Néanmoins, malgré ce retour en force des villes, dans 30 des 50 plus grandes villes européennes, le taux d’occupation annuel en juillet est en baisse, l’offre dépassant la demande, à l’exception de villes comme Vienne ou Copenhague où la réglementation empêche une expansion rapide de l’offre.

La France, quant à elle, affiche une hausse de l’occupation, dans la lignée de sa trajectoire récente, alors qu’elle accueille la Coupe du Monde de Rugby 2023 et les Jeux Olympiques de Paris 2024.

Conclusion :

Dans l’univers de la location courte durée, tout réside dans les détails, et ce qui compte le plus c’est la façon dont ces tendances se traduisent dans votre propre marché local.

Les hôtes et gestionnaires doivent rester vigilants et accorder une attention particulière aux données hyperlocales, sans négliger les spécificités de leur marché.

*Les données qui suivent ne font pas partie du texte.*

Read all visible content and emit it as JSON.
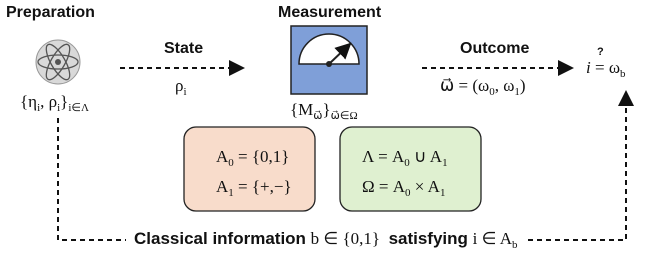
{
  "preparation": {
    "title": "Preparation",
    "ensemble": [
      {
        "text": "{η"
      },
      {
        "text": "i",
        "sub": true
      },
      {
        "text": ", ρ"
      },
      {
        "text": "i",
        "sub": true
      },
      {
        "text": "}"
      },
      {
        "text": "i∈Λ",
        "sub": true
      }
    ]
  },
  "state": {
    "title": "State",
    "symbol": [
      {
        "text": "ρ"
      },
      {
        "text": "i",
        "sub": true
      }
    ]
  },
  "measurement": {
    "title": "Measurement",
    "povm": [
      {
        "text": "{M"
      },
      {
        "text": "ω⃗",
        "sub": true
      },
      {
        "text": "}"
      },
      {
        "text": "ω⃗∈Ω",
        "sub": true
      }
    ]
  },
  "outcome": {
    "title": "Outcome",
    "symbol": [
      {
        "text": "ω⃗ = (ω"
      },
      {
        "text": "0",
        "sub": true
      },
      {
        "text": ", ω"
      },
      {
        "text": "1",
        "sub": true
      },
      {
        "text": ")"
      }
    ]
  },
  "check": {
    "lhs": "i",
    "relation": "=",
    "mark": "?",
    "rhs": [
      {
        "text": "ω"
      },
      {
        "text": "b",
        "sub": true
      }
    ]
  },
  "sets": {
    "left": [
      [
        {
          "text": "A"
        },
        {
          "text": "0",
          "sub": true
        },
        {
          "text": " = {0,1}"
        }
      ],
      [
        {
          "text": "A"
        },
        {
          "text": "1",
          "sub": true
        },
        {
          "text": " = {+,−}"
        }
      ]
    ],
    "right": [
      [
        {
          "text": "Λ = A"
        },
        {
          "text": "0",
          "sub": true
        },
        {
          "text": " ∪ A"
        },
        {
          "text": "1",
          "sub": true
        }
      ],
      [
        {
          "text": "Ω = A"
        },
        {
          "text": "0",
          "sub": true
        },
        {
          "text": " × A"
        },
        {
          "text": "1",
          "sub": true
        }
      ]
    ]
  },
  "footer": [
    {
      "text": "Classical information ",
      "bold": true
    },
    {
      "text": "b ∈ {0,1}  "
    },
    {
      "text": "satisfying ",
      "bold": true
    },
    {
      "text": "i ∈ A"
    },
    {
      "text": "b",
      "sub": true
    }
  ]
}
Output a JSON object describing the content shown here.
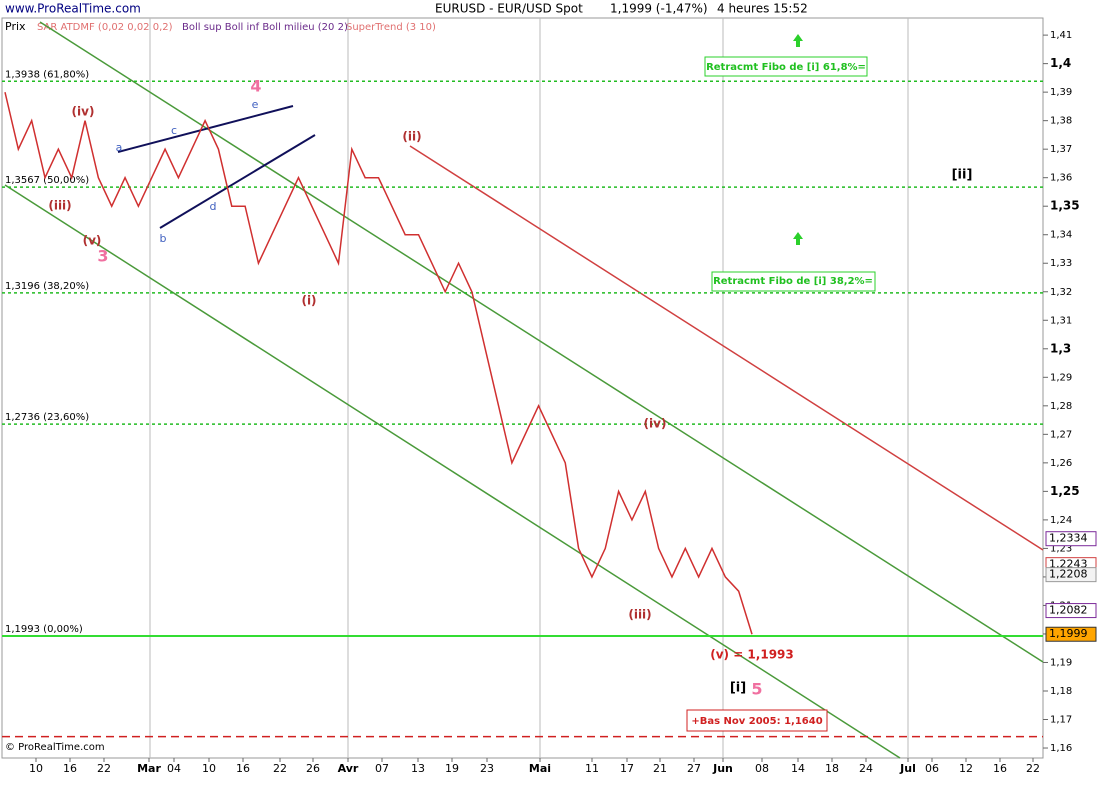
{
  "header": {
    "site": "www.ProRealTime.com",
    "instrument": "EURUSD - EUR/USD Spot",
    "price": "1,1999 (-1,47%)",
    "period": "4 heures  15:52",
    "copyright": "© ProRealTime.com"
  },
  "indicators": [
    "Prix",
    "SAR ATDMF (0,02 0,02 0,2)",
    "Boll sup Boll inf Boll milieu (20 2)",
    "SuperTrend (3 10)"
  ],
  "chart_data": {
    "type": "line",
    "ylim": [
      1.1565,
      1.416
    ],
    "yticks": [
      {
        "value": 1.41,
        "label": "1,41"
      },
      {
        "value": 1.4,
        "label": "1,4"
      },
      {
        "value": 1.39,
        "label": "1,39"
      },
      {
        "value": 1.38,
        "label": "1,38"
      },
      {
        "value": 1.37,
        "label": "1,37"
      },
      {
        "value": 1.36,
        "label": "1,36"
      },
      {
        "value": 1.35,
        "label": "1,35"
      },
      {
        "value": 1.34,
        "label": "1,34"
      },
      {
        "value": 1.33,
        "label": "1,33"
      },
      {
        "value": 1.32,
        "label": "1,32"
      },
      {
        "value": 1.31,
        "label": "1,31"
      },
      {
        "value": 1.3,
        "label": "1,3"
      },
      {
        "value": 1.29,
        "label": "1,29"
      },
      {
        "value": 1.28,
        "label": "1,28"
      },
      {
        "value": 1.27,
        "label": "1,27"
      },
      {
        "value": 1.26,
        "label": "1,26"
      },
      {
        "value": 1.25,
        "label": "1,25"
      },
      {
        "value": 1.24,
        "label": "1,24"
      },
      {
        "value": 1.23,
        "label": "1,23"
      },
      {
        "value": 1.22,
        "label": "1,22"
      },
      {
        "value": 1.21,
        "label": "1,21"
      },
      {
        "value": 1.2,
        "label": "1,2"
      },
      {
        "value": 1.19,
        "label": "1,19"
      },
      {
        "value": 1.18,
        "label": "1,18"
      },
      {
        "value": 1.17,
        "label": "1,17"
      },
      {
        "value": 1.16,
        "label": "1,16"
      }
    ],
    "x_axis_labels": [
      "10",
      "16",
      "22",
      "Mar",
      "04",
      "10",
      "16",
      "22",
      "26",
      "Avr",
      "07",
      "13",
      "19",
      "23",
      "Mai",
      "11",
      "17",
      "21",
      "27",
      "Jun",
      "08",
      "14",
      "18",
      "24",
      "Jul",
      "06",
      "12",
      "16",
      "22"
    ],
    "series": [
      {
        "name": "EURUSD",
        "color": "#d03030",
        "values": [
          1.39,
          1.37,
          1.38,
          1.36,
          1.37,
          1.36,
          1.38,
          1.36,
          1.35,
          1.36,
          1.35,
          1.36,
          1.37,
          1.36,
          1.37,
          1.38,
          1.37,
          1.35,
          1.35,
          1.33,
          1.34,
          1.35,
          1.36,
          1.35,
          1.34,
          1.33,
          1.37,
          1.36,
          1.36,
          1.35,
          1.34,
          1.34,
          1.33,
          1.32,
          1.33,
          1.32,
          1.3,
          1.28,
          1.26,
          1.27,
          1.28,
          1.27,
          1.26,
          1.23,
          1.22,
          1.23,
          1.25,
          1.24,
          1.25,
          1.23,
          1.22,
          1.23,
          1.22,
          1.23,
          1.22,
          1.215,
          1.1999
        ]
      }
    ],
    "levels": [
      {
        "value": 1.3938,
        "label": "1,3938 (61,80%)"
      },
      {
        "value": 1.3567,
        "label": "1,3567 (50,00%)"
      },
      {
        "value": 1.3196,
        "label": "1,3196 (38,20%)"
      },
      {
        "value": 1.2736,
        "label": "1,2736 (23,60%)"
      },
      {
        "value": 1.1993,
        "label": "1,1993 (0,00%)"
      }
    ],
    "support": {
      "value": 1.164,
      "label": "+Bas Nov 2005: 1,1640"
    },
    "price_tags": [
      {
        "value": 1.2334,
        "label": "1,2334"
      },
      {
        "value": 1.2243,
        "label": "1,2243"
      },
      {
        "value": 1.2208,
        "label": "1,2208"
      },
      {
        "value": 1.2082,
        "label": "1,2082"
      },
      {
        "value": 1.1999,
        "label": "1,1999"
      }
    ],
    "annotations": [
      "(iv)",
      "(iii)",
      "(v)",
      "3",
      "4",
      "e",
      "a",
      "c",
      "b",
      "d",
      "(ii)",
      "(i)",
      "(iii)",
      "(iv)",
      "(v) = 1,1993",
      "[i]",
      "5",
      "[ii]",
      "Retracmt Fibo de [i] 61,8%=",
      "Retracmt Fibo de [i] 38,2%="
    ]
  }
}
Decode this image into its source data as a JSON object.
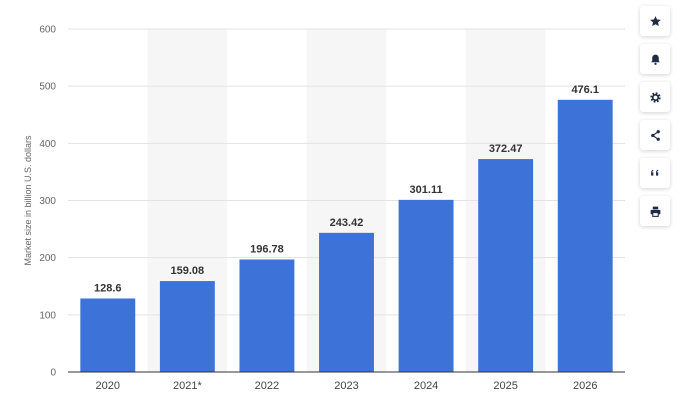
{
  "chart_data": {
    "type": "bar",
    "categories": [
      "2020",
      "2021*",
      "2022",
      "2023",
      "2024",
      "2025",
      "2026"
    ],
    "values": [
      128.6,
      159.08,
      196.78,
      243.42,
      301.11,
      372.47,
      476.1
    ],
    "value_labels": [
      "128.6",
      "159.08",
      "196.78",
      "243.42",
      "301.11",
      "372.47",
      "476.1"
    ],
    "title": "",
    "xlabel": "",
    "ylabel": "Market size in billion U.S. dollars",
    "ylim": [
      0,
      600
    ],
    "yticks": [
      0,
      100,
      200,
      300,
      400,
      500,
      600
    ],
    "grid": true,
    "bar_color": "#3d72d9",
    "band_color": "#f6f6f6"
  },
  "toolbar": {
    "buttons": [
      {
        "icon": "star-icon",
        "name": "favorite-button"
      },
      {
        "icon": "bell-icon",
        "name": "notification-button"
      },
      {
        "icon": "gear-icon",
        "name": "settings-button"
      },
      {
        "icon": "share-icon",
        "name": "share-button"
      },
      {
        "icon": "quote-icon",
        "name": "cite-button"
      },
      {
        "icon": "print-icon",
        "name": "print-button"
      }
    ]
  }
}
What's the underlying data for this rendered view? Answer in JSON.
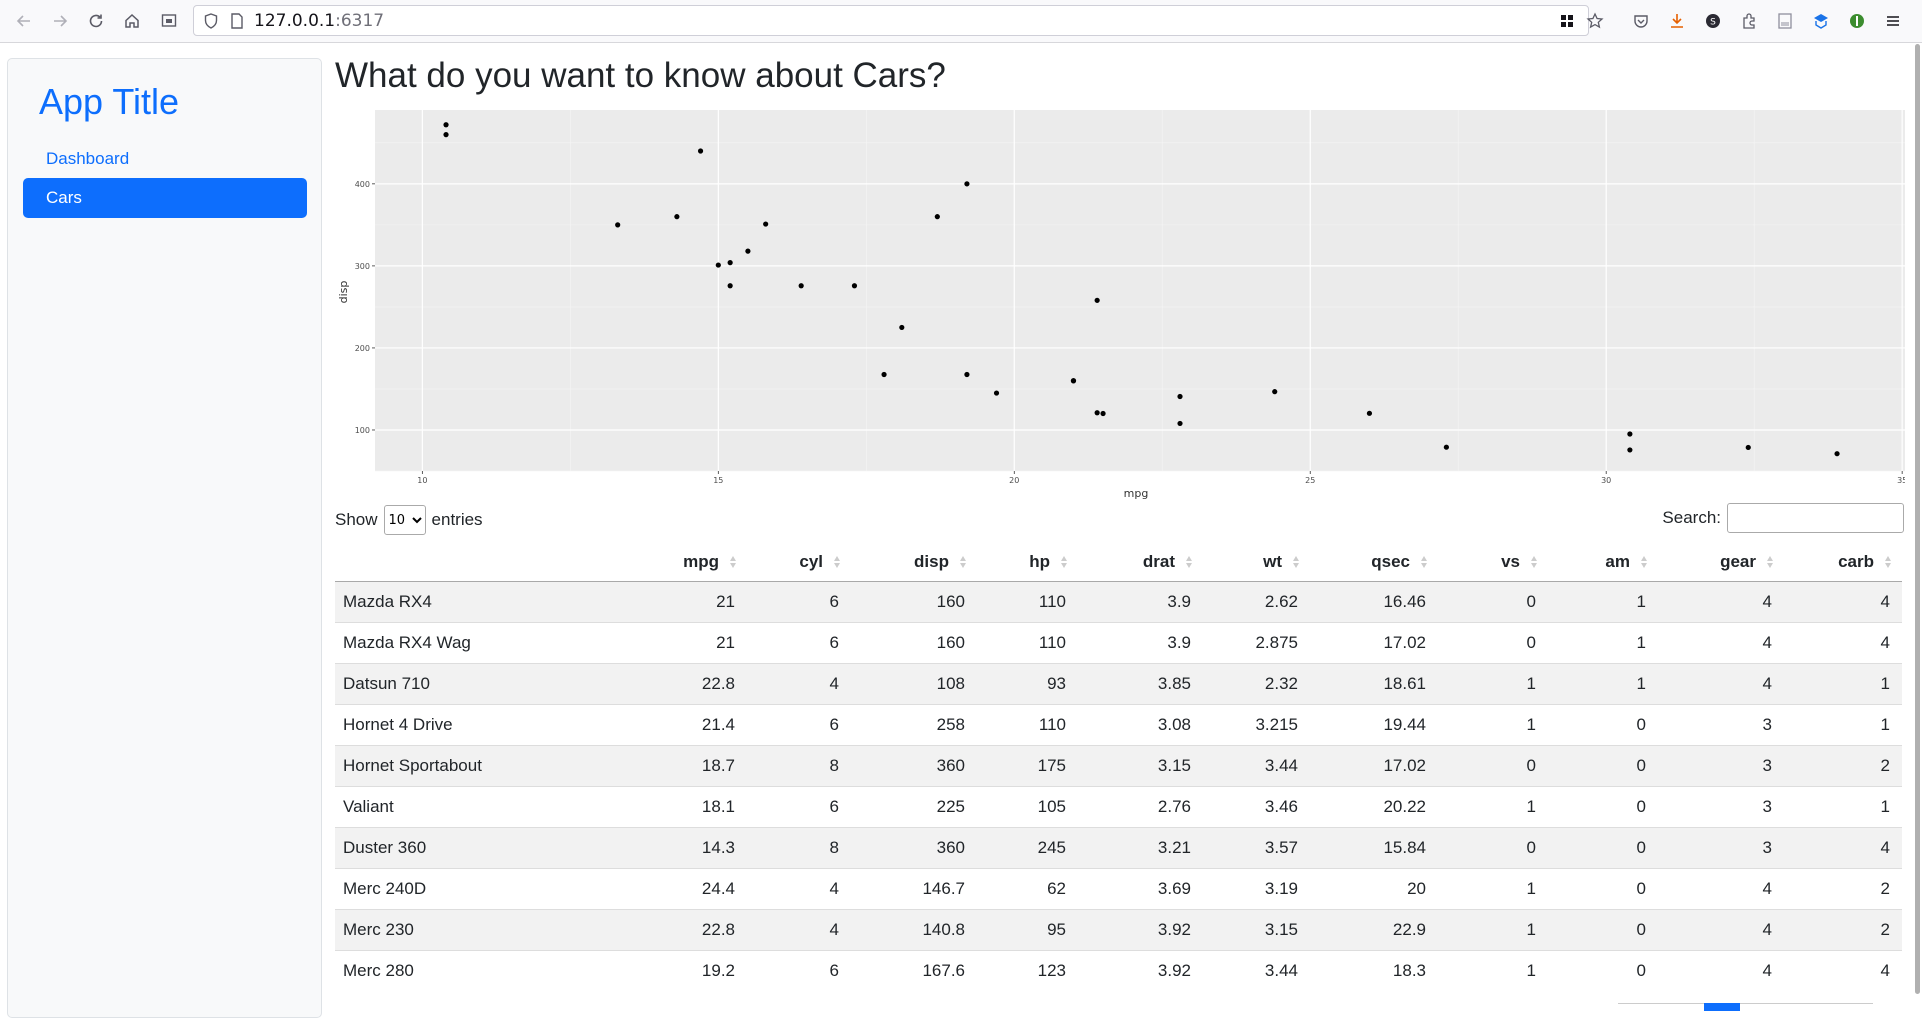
{
  "browser": {
    "url_host": "127.0.0.1",
    "url_port": ":6317"
  },
  "sidebar": {
    "title": "App Title",
    "items": [
      {
        "label": "Dashboard",
        "active": false
      },
      {
        "label": "Cars",
        "active": true
      }
    ]
  },
  "main": {
    "title": "What do you want to know about Cars?"
  },
  "chart_data": {
    "type": "scatter",
    "xlabel": "mpg",
    "ylabel": "disp",
    "xlim": [
      9.2,
      35.2
    ],
    "ylim": [
      50,
      490
    ],
    "xticks": [
      10,
      15,
      20,
      25,
      30,
      35
    ],
    "yticks": [
      100,
      200,
      300,
      400
    ],
    "points": [
      [
        21,
        160
      ],
      [
        21,
        160
      ],
      [
        22.8,
        108
      ],
      [
        21.4,
        258
      ],
      [
        18.7,
        360
      ],
      [
        18.1,
        225
      ],
      [
        14.3,
        360
      ],
      [
        24.4,
        146.7
      ],
      [
        22.8,
        140.8
      ],
      [
        19.2,
        167.6
      ],
      [
        17.8,
        167.6
      ],
      [
        16.4,
        275.8
      ],
      [
        17.3,
        275.8
      ],
      [
        15.2,
        275.8
      ],
      [
        10.4,
        472
      ],
      [
        10.4,
        460
      ],
      [
        14.7,
        440
      ],
      [
        32.4,
        78.7
      ],
      [
        30.4,
        75.7
      ],
      [
        33.9,
        71.1
      ],
      [
        21.5,
        120.1
      ],
      [
        15.5,
        318
      ],
      [
        15.2,
        304
      ],
      [
        13.3,
        350
      ],
      [
        19.2,
        400
      ],
      [
        27.3,
        79
      ],
      [
        26,
        120.3
      ],
      [
        30.4,
        95.1
      ],
      [
        15.8,
        351
      ],
      [
        19.7,
        145
      ],
      [
        15,
        301
      ],
      [
        21.4,
        121
      ]
    ],
    "grid": true,
    "legend": "none"
  },
  "table": {
    "length_prefix": "Show",
    "length_value": "10",
    "length_suffix": "entries",
    "search_label": "Search:",
    "search_value": "",
    "columns": [
      "",
      "mpg",
      "cyl",
      "disp",
      "hp",
      "drat",
      "wt",
      "qsec",
      "vs",
      "am",
      "gear",
      "carb"
    ],
    "rows": [
      [
        "Mazda RX4",
        "21",
        "6",
        "160",
        "110",
        "3.9",
        "2.62",
        "16.46",
        "0",
        "1",
        "4",
        "4"
      ],
      [
        "Mazda RX4 Wag",
        "21",
        "6",
        "160",
        "110",
        "3.9",
        "2.875",
        "17.02",
        "0",
        "1",
        "4",
        "4"
      ],
      [
        "Datsun 710",
        "22.8",
        "4",
        "108",
        "93",
        "3.85",
        "2.32",
        "18.61",
        "1",
        "1",
        "4",
        "1"
      ],
      [
        "Hornet 4 Drive",
        "21.4",
        "6",
        "258",
        "110",
        "3.08",
        "3.215",
        "19.44",
        "1",
        "0",
        "3",
        "1"
      ],
      [
        "Hornet Sportabout",
        "18.7",
        "8",
        "360",
        "175",
        "3.15",
        "3.44",
        "17.02",
        "0",
        "0",
        "3",
        "2"
      ],
      [
        "Valiant",
        "18.1",
        "6",
        "225",
        "105",
        "2.76",
        "3.46",
        "20.22",
        "1",
        "0",
        "3",
        "1"
      ],
      [
        "Duster 360",
        "14.3",
        "8",
        "360",
        "245",
        "3.21",
        "3.57",
        "15.84",
        "0",
        "0",
        "3",
        "4"
      ],
      [
        "Merc 240D",
        "24.4",
        "4",
        "146.7",
        "62",
        "3.69",
        "3.19",
        "20",
        "1",
        "0",
        "4",
        "2"
      ],
      [
        "Merc 230",
        "22.8",
        "4",
        "140.8",
        "95",
        "3.92",
        "3.15",
        "22.9",
        "1",
        "0",
        "4",
        "2"
      ],
      [
        "Merc 280",
        "19.2",
        "6",
        "167.6",
        "123",
        "3.92",
        "3.44",
        "18.3",
        "1",
        "0",
        "4",
        "4"
      ]
    ]
  },
  "colors": {
    "accent": "#0d6efd",
    "plot_panel": "#ebebeb",
    "row_stripe": "#f2f2f2"
  }
}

Les réglementations locales, la saisonnalité et l’évolution des préférences des voyageurs peuvent impacter fortement votre stratégie. 

Dans notre secteur, il n’existe pas de solution universelle : il est donc essentiel d’adapter vos décisions aux réalités de votre marché. Une telle approche vous permettra de maximiser vos chances de réussite dans le monde dynamique de la location courte durée.